Designing dislocation-driven polar vortex networks in twisted perovskites

TL;DR

This study reveals that twisting freestanding SrTiO3 layers creates ordered dislocation networks linked to in-plane topological vortices, enabling new control over local polar and electronic structures in oxide materials.

Contribution

It demonstrates that twist-induced dislocation networks in SrTiO3 generate topological vortices, distinct from moire patterns, and uses advanced microscopy and modeling to understand this phenomenon.

Findings

Dislocation networks in twisted SrTiO3 are associated with in-plane topological vortices.

Vortex-antivortex arrays exhibit long-range order with continuous polarization rotation.

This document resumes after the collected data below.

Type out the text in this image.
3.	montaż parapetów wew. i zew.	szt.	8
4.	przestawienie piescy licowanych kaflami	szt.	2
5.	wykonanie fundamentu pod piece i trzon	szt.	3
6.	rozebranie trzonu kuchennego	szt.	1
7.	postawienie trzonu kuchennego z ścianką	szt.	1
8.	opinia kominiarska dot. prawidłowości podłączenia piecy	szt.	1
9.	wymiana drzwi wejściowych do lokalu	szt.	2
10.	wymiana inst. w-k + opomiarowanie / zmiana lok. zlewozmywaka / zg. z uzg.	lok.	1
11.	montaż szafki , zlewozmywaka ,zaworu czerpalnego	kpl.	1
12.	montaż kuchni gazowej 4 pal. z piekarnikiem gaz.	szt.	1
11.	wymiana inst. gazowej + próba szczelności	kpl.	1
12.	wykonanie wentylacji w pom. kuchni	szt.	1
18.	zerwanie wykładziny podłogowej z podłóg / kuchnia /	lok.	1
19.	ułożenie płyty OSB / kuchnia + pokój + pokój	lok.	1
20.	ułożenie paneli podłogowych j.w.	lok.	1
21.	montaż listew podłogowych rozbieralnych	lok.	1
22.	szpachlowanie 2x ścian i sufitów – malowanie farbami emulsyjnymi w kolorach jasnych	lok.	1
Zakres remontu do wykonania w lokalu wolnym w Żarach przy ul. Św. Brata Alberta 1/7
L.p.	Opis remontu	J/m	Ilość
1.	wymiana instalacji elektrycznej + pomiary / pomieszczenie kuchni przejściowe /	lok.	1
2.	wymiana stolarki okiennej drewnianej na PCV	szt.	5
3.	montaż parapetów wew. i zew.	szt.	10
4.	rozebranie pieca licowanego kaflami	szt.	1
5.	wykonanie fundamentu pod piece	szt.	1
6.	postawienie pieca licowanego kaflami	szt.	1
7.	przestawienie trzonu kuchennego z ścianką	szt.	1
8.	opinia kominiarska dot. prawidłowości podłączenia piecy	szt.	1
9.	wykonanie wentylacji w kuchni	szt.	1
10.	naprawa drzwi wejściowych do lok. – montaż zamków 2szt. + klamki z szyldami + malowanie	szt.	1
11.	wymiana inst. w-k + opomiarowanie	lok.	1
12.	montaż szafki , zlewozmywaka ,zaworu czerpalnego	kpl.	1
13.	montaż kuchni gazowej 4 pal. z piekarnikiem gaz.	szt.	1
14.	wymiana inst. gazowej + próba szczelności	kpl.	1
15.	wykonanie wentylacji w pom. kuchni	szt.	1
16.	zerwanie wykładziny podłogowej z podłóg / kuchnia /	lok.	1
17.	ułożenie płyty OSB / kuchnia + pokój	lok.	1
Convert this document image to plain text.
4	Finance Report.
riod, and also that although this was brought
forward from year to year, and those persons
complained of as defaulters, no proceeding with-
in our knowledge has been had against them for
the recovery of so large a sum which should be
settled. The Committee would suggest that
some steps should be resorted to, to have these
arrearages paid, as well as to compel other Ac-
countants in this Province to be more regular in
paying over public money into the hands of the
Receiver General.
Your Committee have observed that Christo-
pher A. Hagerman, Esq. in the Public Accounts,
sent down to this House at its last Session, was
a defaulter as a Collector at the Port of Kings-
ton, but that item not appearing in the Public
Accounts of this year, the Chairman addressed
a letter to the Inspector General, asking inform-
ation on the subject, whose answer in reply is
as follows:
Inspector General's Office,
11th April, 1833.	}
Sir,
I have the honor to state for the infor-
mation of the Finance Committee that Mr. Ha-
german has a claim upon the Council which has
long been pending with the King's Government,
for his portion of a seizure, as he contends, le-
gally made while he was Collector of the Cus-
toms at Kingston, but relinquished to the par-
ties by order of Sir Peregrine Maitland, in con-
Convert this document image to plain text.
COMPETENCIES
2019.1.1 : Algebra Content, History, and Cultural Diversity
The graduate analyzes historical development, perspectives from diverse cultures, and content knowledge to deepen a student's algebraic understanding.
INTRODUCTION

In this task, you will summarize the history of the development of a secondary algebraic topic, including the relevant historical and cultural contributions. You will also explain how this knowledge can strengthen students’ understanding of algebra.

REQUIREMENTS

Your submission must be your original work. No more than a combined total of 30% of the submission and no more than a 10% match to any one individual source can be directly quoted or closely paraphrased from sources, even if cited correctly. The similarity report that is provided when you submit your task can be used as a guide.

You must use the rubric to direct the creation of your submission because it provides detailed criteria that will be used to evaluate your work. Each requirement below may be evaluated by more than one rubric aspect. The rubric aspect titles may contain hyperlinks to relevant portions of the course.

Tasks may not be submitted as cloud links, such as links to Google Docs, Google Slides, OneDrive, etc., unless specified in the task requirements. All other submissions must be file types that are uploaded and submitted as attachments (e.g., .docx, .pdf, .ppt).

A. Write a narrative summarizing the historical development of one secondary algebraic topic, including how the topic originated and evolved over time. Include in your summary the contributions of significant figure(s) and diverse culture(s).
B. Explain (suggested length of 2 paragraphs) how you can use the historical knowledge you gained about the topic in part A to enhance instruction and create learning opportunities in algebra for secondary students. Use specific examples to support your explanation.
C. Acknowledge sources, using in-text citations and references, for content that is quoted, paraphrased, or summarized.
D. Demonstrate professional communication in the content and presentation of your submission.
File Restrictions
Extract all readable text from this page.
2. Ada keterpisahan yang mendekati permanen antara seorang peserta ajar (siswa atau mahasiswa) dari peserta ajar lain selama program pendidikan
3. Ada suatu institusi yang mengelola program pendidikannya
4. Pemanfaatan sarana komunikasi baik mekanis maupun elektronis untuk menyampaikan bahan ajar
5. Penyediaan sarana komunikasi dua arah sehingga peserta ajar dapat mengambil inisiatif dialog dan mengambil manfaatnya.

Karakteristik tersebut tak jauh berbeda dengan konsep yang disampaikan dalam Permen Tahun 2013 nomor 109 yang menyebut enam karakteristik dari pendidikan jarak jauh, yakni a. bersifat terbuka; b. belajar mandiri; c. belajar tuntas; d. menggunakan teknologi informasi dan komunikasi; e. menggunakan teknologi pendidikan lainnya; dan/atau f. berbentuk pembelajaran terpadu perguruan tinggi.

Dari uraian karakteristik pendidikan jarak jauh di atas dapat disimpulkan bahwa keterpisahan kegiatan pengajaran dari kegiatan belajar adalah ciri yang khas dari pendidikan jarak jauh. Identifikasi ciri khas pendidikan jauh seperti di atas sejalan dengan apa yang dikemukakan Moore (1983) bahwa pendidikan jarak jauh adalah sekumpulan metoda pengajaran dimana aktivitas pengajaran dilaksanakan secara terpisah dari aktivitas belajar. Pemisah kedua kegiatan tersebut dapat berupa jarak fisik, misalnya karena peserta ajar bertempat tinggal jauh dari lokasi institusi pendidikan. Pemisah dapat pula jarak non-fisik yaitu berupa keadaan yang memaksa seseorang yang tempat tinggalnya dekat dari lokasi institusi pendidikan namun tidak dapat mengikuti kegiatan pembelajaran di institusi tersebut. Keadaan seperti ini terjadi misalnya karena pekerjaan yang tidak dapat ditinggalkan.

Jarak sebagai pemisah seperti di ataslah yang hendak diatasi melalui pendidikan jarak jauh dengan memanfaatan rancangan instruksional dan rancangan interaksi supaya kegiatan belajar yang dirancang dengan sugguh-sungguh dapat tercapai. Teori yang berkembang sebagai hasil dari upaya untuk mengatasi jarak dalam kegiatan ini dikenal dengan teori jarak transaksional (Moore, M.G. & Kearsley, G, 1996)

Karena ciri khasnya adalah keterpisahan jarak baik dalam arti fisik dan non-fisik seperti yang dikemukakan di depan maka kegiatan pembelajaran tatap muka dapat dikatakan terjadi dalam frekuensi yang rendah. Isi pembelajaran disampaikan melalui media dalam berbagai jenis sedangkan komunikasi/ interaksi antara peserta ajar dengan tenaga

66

Strain competition within dislocation networks stabilizes polar vortex-antivortex pairs.

Abstract

Twisting two atomic layers produces a geometric moire pattern, but bonding-induced interfacial reconstruction fundamentally transforms this into an ordered dislocation network - a distinction obscured in weakly-bonded van der Waals systems. Although in-plane topological vortex nanostructures arising from twisting-induced lateral strain modulation have been linked to periodic moire patterns in freestanding perovskite layers and 2D bilayers, their coupling to the interfacial dislocation network in twisted layers remains unresolved. Here we demonstrate that twisting freestanding SrTiO3 layers undergo interfacial reconstruction into a network of screw dislocations, accompanied by the emergence of in-plane topological vortices. Unlike in previous reports, these vortices are associated with the periodicity of the dislocation network rather than with geometric moire patterns. Four-dimensional scanning transmission electron microscopy (4D-STEM) reveals long-range ordered vortex-antivortex arrays with nearly continuous polarisation rotation. A machine-learning interatomic potential, trained on first-principles calculations, together with phase-field modelling, confirms that competing strains within the dislocation network stabilize polar vortex-antivortex pairs and drive the emergence of an electronic superlattice with a well-defined periodicity. Our results establish twist-controlled dislocation networks as a new and versatile route to designing local polar and electronic structures in oxide materials.